Klar, dass sich der Einkauf selbst anders darstellte, waren die Dorfläden ja noch keine Selbstbedienungsläden – man wurde mehr oder weniger höflich bedient. Waren in Plastiksackerln gab es kaum, es wurde gewogen, mit einem Bleistift gerechnet, kassiert und meist in Papier verpackt (dies galt auch für die begehrten „Zuckerlen“, die abgezählt aus einer Glaskaraffe im Papiersackerl verkauft wurden), sogar ein „Stollwerk“ wurde entzwei geschnitten, hatte man nicht genug Groschen zur Hand. Auch der gewaltige Hunger der pubertären Lehrlinge auf üppig belegte Wurstsemmeln bleibt in Erinnerung.

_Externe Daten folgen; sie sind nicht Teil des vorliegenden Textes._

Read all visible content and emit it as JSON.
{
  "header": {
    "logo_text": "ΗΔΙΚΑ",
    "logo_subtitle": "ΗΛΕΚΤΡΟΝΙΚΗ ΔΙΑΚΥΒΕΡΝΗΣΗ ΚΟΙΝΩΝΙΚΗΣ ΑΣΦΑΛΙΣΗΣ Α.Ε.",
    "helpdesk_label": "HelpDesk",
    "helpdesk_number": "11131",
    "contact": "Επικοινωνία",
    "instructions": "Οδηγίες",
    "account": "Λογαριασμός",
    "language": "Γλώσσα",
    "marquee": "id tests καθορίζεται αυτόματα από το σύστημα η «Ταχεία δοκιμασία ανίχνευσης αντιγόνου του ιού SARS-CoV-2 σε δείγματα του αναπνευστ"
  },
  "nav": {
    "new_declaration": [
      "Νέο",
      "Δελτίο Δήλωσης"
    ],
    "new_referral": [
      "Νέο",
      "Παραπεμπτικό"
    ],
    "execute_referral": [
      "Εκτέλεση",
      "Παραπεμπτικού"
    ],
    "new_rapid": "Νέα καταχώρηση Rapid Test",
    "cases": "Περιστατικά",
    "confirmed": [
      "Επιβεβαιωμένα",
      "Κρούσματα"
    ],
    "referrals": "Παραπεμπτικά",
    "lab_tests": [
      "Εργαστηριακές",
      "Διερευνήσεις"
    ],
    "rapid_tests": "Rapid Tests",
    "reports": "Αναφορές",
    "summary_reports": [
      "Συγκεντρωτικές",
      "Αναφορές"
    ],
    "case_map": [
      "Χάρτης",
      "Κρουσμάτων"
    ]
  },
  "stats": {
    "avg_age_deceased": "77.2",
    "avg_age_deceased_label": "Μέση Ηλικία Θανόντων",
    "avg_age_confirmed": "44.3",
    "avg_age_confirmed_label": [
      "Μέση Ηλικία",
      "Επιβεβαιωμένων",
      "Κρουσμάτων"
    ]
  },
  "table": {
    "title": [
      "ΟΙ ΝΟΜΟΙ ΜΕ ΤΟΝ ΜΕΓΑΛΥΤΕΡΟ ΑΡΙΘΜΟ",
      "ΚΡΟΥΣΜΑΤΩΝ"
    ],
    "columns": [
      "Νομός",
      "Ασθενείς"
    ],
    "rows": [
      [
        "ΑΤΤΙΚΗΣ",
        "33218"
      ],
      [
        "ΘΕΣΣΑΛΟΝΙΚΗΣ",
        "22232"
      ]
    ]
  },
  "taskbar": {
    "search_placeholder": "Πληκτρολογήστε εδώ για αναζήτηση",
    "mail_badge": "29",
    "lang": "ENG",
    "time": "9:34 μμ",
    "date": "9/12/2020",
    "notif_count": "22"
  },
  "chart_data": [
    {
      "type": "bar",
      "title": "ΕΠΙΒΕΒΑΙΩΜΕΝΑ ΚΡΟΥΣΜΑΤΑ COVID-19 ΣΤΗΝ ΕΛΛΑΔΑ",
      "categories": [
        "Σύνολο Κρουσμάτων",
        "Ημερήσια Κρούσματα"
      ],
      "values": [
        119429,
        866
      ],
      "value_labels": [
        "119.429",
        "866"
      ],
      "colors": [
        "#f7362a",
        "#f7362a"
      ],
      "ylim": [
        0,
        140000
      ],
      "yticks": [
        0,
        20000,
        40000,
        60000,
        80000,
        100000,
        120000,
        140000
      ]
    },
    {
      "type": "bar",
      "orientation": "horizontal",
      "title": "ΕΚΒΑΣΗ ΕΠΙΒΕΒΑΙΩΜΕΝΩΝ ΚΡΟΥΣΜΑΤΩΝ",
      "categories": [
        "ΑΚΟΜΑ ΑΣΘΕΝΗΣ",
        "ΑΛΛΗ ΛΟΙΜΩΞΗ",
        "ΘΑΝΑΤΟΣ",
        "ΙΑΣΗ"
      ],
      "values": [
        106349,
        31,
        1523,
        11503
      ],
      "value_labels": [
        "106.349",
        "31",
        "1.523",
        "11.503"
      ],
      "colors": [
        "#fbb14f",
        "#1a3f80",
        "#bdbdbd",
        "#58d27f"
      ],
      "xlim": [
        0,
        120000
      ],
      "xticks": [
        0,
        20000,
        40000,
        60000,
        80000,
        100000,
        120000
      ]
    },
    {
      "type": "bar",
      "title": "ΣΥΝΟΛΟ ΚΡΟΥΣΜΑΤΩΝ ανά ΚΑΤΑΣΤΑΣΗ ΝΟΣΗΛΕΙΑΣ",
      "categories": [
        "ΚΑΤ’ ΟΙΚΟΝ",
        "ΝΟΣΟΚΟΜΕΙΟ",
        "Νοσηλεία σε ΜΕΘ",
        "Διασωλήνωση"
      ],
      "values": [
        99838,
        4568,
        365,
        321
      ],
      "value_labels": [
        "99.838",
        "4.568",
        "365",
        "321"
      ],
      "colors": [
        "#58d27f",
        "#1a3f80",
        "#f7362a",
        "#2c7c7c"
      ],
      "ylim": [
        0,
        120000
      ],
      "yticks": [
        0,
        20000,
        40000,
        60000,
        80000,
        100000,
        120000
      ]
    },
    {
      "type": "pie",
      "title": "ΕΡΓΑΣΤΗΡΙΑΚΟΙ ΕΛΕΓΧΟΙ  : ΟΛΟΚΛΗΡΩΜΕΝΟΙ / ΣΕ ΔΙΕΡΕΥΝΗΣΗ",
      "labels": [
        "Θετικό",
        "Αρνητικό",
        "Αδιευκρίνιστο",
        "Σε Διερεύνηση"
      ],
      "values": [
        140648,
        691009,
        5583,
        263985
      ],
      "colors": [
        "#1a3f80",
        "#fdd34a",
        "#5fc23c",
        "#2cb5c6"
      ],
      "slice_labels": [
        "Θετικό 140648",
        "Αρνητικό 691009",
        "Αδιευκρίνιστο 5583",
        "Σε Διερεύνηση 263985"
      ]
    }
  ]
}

Im Mesnerhaus war auch eine Klasse der Volksschule untergebracht, der Großvater war auch für die Beheizung des Raumes mittels eines rußigen Ofens verantwortlich. 1953 wurde die neue Volksschule eröffnet, meine Familie zog ins Vereinshaus um, wo mein Vater Hausmeister wurde. Die Stufen vor dem Geschäft wurden von einer neuen Generation bevölkert, wie etwa von den Kindern der Familie Klingler, die durch den Ausbau des Feuerwehrhauses eine Wohnung im Dorfzentrum erhielten. So blieb die Gegend um die Kirche noch einige Zeit das Zentrum des Dorfes, bis allgemeine gesellschaftliche Veränderungen und der enorme Zuzug in neu erschlossene Gebiete der Gemeinde die Bedeutung des Dorfzentrums schwinden ließen. Als die Fam. Stock als letzte Dorfladenpächter in ein modernes Geschäft an der Dorfstraße zog, der Tiefenthaler dicht machte und die beherrschende Rolle der Kirche abzunehmen begann, verwaiste das Dorfzentrum zusehends. Hoffen wir, dass sich mit der Neugestaltung des Dorfplatzes wieder ein Platz der Begegnung für Milser ergeben wird.